A small trend at E3 this year was level editing in games like LittleBigPlanet 3, Mario Maker, and Far Cry 4, which has caused me to wonder if they’ll ever really “come back” to consoles, or rather become even semi-common in the first place.

Even though modding has almost always been a hallmark of PC gaming, I feel like it’s become more commonplace, or at least more accessible in the years since Valve added Workshop to Steam. Now it’s like a lot of games, including indies, are expected to come with level editors. Not just ones for hardcore modders either, but simple editors usable by everyday consumers. One of my favorite games from last year — Gunpoint, originally came with one but just recently added Steam Workshop support. I just put that in there so maybe more people would pay attention to that game.

I used to spend hours messing with some of the few console games that had level editors back in the day. One of the most famous was probably Tony Hawk’s Pro Skater. I probably spent an unreasonable amount of time on TimeSplitters trying to design multiplayer maps and singleplayer missions.

You’d think online implementation in console games would increase the prevalence of map editors, letting gamers more freely distribute them, but other than LittleBigPlanet there haven’t really been console games that take full advantage of that potential, at least not recently.

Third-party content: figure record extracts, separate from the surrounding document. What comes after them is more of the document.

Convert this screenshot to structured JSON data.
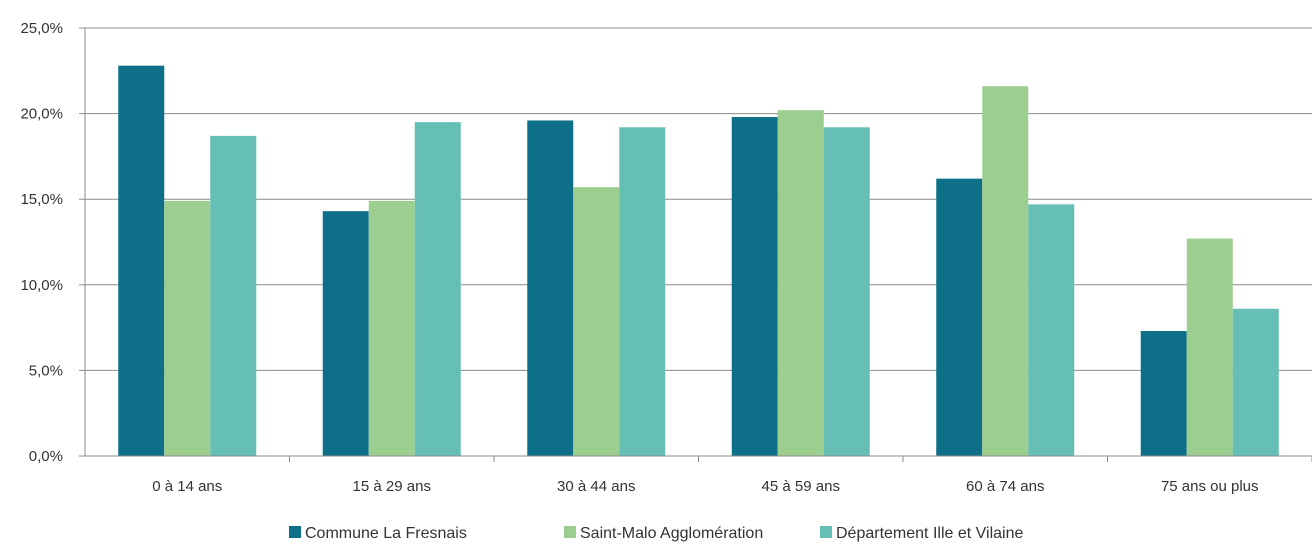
{
  "chart_data": {
    "type": "bar",
    "title": "",
    "xlabel": "",
    "ylabel": "",
    "ylim": [
      0,
      25
    ],
    "y_ticks": [
      "0,0%",
      "5,0%",
      "10,0%",
      "15,0%",
      "20,0%",
      "25,0%"
    ],
    "y_tick_values": [
      0,
      5,
      10,
      15,
      20,
      25
    ],
    "grid": true,
    "legend_position": "bottom",
    "categories": [
      "0 à 14 ans",
      "15 à 29 ans",
      "30 à 44 ans",
      "45 à 59 ans",
      "60 à 74 ans",
      "75 ans ou plus"
    ],
    "series": [
      {
        "name": "Commune La Fresnais",
        "color": "#0e7088",
        "values": [
          22.8,
          14.3,
          19.6,
          19.8,
          16.2,
          7.3
        ]
      },
      {
        "name": "Saint-Malo Agglomération",
        "color": "#9bce8f",
        "values": [
          14.9,
          14.9,
          15.7,
          20.2,
          21.6,
          12.7
        ]
      },
      {
        "name": "Département Ille et Vilaine",
        "color": "#66bfb4",
        "values": [
          18.7,
          19.5,
          19.2,
          19.2,
          14.7,
          8.6
        ]
      }
    ]
  }
}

I guess it’s because publishers want to sell levels as DLC. LittleBigPlanet instead sells additional creation tools.

Out of what was shown at E3, Mario Maker definitely has the most potential depending on the content distribution method and whether it becomes as well-known as other Mario platformers. I think Pushmo is a good indicator of where Nintendo might go with this. QR codes are easy to post online, but I imagine Nintendo will find some way to heavily leverage MiiVerse with Mario Maker. Nintendo probably should have done this a long time ago. I wonder if the ROM hack community will latch onto this game.

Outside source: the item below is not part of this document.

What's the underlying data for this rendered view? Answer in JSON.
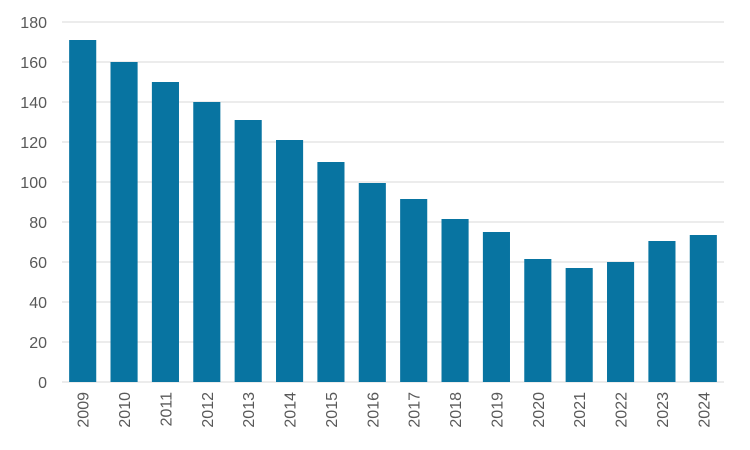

Far Cry 4 has some potential too. The tradition for the franchise has been multiplayer map editors, but I’ve never seen Far Cry multiplayer become a big deal. I’ve seen some impressive maps but I’ve never seen any really catch on. It would be excellent if the Steam edition used Workshop but somehow I imagine Ubisoft will just try its own system through UPlay or in the game itself.

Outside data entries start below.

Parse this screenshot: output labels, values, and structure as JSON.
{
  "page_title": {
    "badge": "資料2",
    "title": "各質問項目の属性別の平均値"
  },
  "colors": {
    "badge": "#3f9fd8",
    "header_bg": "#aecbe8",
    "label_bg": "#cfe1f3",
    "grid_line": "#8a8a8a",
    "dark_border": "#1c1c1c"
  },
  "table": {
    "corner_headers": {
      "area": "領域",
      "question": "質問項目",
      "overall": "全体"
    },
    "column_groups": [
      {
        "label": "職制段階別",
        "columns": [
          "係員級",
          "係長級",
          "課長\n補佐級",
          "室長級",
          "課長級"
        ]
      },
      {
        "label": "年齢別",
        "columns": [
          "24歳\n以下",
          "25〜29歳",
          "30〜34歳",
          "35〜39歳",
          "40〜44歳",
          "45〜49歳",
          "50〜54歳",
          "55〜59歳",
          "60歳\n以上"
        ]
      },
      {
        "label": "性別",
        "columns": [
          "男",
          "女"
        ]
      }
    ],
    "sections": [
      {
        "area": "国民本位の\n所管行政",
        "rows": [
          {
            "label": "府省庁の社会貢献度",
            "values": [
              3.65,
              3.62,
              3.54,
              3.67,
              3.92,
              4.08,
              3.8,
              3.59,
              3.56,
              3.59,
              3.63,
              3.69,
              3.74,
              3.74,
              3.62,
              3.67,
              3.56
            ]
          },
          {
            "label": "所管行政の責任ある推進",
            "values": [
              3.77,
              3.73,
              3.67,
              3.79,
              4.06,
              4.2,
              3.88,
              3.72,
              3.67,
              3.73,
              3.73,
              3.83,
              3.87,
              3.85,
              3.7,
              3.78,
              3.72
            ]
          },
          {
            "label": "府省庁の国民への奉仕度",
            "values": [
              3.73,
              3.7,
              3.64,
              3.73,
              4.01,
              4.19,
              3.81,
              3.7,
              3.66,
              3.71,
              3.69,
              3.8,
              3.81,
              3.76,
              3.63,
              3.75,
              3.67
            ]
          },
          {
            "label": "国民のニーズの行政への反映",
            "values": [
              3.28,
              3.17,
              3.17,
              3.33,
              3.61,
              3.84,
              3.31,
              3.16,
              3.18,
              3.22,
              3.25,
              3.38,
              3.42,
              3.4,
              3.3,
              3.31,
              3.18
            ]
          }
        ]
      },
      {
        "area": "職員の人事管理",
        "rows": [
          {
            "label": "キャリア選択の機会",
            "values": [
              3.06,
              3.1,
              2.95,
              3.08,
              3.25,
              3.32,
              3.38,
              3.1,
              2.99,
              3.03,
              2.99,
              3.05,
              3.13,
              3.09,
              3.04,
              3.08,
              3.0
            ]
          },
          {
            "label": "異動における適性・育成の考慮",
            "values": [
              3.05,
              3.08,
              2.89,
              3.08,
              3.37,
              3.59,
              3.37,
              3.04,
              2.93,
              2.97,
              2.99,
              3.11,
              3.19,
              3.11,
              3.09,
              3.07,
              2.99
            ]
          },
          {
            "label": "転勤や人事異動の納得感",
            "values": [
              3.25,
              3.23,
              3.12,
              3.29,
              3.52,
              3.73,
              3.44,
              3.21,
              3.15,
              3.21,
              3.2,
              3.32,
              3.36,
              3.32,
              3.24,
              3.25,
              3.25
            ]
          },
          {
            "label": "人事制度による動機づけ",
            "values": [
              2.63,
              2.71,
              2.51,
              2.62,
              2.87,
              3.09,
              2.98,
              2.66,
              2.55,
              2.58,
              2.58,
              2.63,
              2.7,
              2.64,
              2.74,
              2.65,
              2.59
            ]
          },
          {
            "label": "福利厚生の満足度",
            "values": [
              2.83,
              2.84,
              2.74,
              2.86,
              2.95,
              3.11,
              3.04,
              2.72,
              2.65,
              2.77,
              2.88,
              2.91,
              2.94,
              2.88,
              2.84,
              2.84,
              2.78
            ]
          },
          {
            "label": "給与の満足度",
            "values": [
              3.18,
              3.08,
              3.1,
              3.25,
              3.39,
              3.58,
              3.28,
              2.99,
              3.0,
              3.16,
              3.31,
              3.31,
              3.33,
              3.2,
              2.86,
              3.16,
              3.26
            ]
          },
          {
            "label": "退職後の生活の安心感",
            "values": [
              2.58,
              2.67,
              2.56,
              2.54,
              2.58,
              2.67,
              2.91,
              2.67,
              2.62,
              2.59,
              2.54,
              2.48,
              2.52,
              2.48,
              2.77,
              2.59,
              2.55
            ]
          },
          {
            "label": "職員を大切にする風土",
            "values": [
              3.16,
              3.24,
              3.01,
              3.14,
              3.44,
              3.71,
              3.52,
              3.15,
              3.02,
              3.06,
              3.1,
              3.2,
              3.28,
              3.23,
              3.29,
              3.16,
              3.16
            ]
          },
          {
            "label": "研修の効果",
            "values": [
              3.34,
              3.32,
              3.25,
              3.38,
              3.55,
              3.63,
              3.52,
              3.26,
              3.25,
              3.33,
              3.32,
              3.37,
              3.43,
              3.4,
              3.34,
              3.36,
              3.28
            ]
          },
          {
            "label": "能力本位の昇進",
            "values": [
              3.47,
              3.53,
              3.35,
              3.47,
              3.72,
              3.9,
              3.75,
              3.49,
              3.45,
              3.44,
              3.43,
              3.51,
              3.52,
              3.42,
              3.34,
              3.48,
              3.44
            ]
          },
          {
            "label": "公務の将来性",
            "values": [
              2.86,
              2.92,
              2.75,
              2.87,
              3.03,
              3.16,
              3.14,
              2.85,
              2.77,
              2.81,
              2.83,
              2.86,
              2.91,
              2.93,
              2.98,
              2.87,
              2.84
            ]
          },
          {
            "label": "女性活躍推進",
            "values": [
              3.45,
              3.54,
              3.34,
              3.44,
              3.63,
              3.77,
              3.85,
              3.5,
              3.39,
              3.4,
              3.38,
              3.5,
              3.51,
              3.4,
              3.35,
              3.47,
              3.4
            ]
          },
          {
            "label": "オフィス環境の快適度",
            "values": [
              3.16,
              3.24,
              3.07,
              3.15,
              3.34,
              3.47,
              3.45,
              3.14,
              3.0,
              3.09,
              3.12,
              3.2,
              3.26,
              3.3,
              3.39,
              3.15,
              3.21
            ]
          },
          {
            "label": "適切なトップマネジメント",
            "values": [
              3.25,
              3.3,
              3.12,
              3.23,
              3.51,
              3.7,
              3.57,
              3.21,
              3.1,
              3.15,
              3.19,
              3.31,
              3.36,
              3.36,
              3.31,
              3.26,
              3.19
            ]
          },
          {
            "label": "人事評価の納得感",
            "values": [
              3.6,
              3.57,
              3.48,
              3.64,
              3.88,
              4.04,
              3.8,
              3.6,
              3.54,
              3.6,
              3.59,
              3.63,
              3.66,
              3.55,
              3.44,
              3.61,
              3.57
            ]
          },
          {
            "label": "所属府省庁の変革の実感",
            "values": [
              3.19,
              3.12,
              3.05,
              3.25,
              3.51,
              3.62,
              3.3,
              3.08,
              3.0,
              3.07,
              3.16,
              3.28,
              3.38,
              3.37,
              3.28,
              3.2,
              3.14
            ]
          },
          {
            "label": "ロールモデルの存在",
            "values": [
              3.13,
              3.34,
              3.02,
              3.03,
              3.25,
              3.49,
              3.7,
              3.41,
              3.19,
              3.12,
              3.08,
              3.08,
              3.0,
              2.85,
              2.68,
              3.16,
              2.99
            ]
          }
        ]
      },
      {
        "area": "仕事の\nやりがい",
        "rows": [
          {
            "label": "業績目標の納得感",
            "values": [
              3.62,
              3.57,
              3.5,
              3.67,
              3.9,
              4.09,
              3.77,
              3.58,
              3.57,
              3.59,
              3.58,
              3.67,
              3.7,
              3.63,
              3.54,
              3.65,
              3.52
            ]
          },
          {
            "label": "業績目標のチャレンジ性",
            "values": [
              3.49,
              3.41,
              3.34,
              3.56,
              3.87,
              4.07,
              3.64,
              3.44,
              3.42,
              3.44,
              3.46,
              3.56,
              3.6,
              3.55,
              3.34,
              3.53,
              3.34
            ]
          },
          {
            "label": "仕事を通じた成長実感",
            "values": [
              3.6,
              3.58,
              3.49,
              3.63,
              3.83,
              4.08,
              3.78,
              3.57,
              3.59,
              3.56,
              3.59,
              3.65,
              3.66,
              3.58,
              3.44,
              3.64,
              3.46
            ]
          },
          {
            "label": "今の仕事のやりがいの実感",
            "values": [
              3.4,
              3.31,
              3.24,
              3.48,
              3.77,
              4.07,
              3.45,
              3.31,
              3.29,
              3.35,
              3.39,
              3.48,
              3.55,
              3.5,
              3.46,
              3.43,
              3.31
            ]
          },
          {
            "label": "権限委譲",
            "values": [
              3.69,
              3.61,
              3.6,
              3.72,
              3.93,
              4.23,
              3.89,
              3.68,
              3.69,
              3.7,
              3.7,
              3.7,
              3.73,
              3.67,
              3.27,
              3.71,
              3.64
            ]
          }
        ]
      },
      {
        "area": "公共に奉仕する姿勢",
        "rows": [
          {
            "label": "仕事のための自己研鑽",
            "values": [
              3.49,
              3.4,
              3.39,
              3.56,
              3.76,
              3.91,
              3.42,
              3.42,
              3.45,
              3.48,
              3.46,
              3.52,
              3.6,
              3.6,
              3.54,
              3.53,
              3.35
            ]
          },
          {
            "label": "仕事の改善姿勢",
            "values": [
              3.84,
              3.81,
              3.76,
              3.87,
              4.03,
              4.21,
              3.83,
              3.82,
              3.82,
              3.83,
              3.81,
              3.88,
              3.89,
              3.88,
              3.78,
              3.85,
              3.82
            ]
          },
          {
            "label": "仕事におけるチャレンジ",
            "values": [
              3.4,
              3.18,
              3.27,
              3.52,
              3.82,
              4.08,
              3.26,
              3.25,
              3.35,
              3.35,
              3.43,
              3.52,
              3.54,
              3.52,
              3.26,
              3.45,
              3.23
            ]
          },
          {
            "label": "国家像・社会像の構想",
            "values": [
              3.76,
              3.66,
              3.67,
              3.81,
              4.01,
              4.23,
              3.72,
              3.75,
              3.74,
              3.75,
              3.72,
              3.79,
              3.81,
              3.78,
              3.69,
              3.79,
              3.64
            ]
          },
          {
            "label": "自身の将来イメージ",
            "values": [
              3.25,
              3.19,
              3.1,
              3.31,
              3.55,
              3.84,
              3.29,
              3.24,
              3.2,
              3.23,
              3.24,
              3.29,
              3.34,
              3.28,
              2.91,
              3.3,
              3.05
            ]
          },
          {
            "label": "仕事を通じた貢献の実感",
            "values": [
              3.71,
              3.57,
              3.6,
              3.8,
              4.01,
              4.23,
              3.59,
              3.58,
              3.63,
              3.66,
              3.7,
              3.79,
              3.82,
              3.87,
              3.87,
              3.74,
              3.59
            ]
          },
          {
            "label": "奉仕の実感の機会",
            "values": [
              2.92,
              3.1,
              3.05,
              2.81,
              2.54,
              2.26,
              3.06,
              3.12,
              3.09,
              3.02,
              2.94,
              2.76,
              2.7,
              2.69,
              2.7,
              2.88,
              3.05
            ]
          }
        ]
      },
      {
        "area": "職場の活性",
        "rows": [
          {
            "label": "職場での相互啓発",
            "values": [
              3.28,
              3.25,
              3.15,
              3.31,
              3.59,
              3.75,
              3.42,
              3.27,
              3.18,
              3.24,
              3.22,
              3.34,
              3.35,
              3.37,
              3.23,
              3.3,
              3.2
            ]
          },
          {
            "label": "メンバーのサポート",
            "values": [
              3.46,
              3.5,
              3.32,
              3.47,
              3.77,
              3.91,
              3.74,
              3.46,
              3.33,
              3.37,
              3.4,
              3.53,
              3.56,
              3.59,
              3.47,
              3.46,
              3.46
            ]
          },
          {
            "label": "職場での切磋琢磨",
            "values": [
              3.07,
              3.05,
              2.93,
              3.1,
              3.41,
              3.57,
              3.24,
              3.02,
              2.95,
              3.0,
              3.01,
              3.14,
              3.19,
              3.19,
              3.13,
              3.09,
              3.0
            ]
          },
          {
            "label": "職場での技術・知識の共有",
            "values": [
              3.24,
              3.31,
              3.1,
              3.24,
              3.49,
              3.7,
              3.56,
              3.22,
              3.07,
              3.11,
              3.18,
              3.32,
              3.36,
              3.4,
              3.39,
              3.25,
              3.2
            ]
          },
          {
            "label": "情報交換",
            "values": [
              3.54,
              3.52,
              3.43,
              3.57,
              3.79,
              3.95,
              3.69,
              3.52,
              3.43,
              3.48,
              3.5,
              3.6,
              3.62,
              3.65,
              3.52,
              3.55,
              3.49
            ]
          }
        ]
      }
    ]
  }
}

What has me enticed though is a magazine clip suggesting Far Cry 4 will let players design their own outposts for friends to capture. That’s basically user-generated singleplayer and co-op content, which could multiply the amount of time people spend with the game, and I’m confident it’ll have some good creation tools.

It’s kind of weird talking about this at the dawn of a new console generation. All that talk of new online features and only now are we hearing hints of user-generated gameplay content. It’ll never be on the level of PC gaming, but there is some potential that I think isn’t being explored.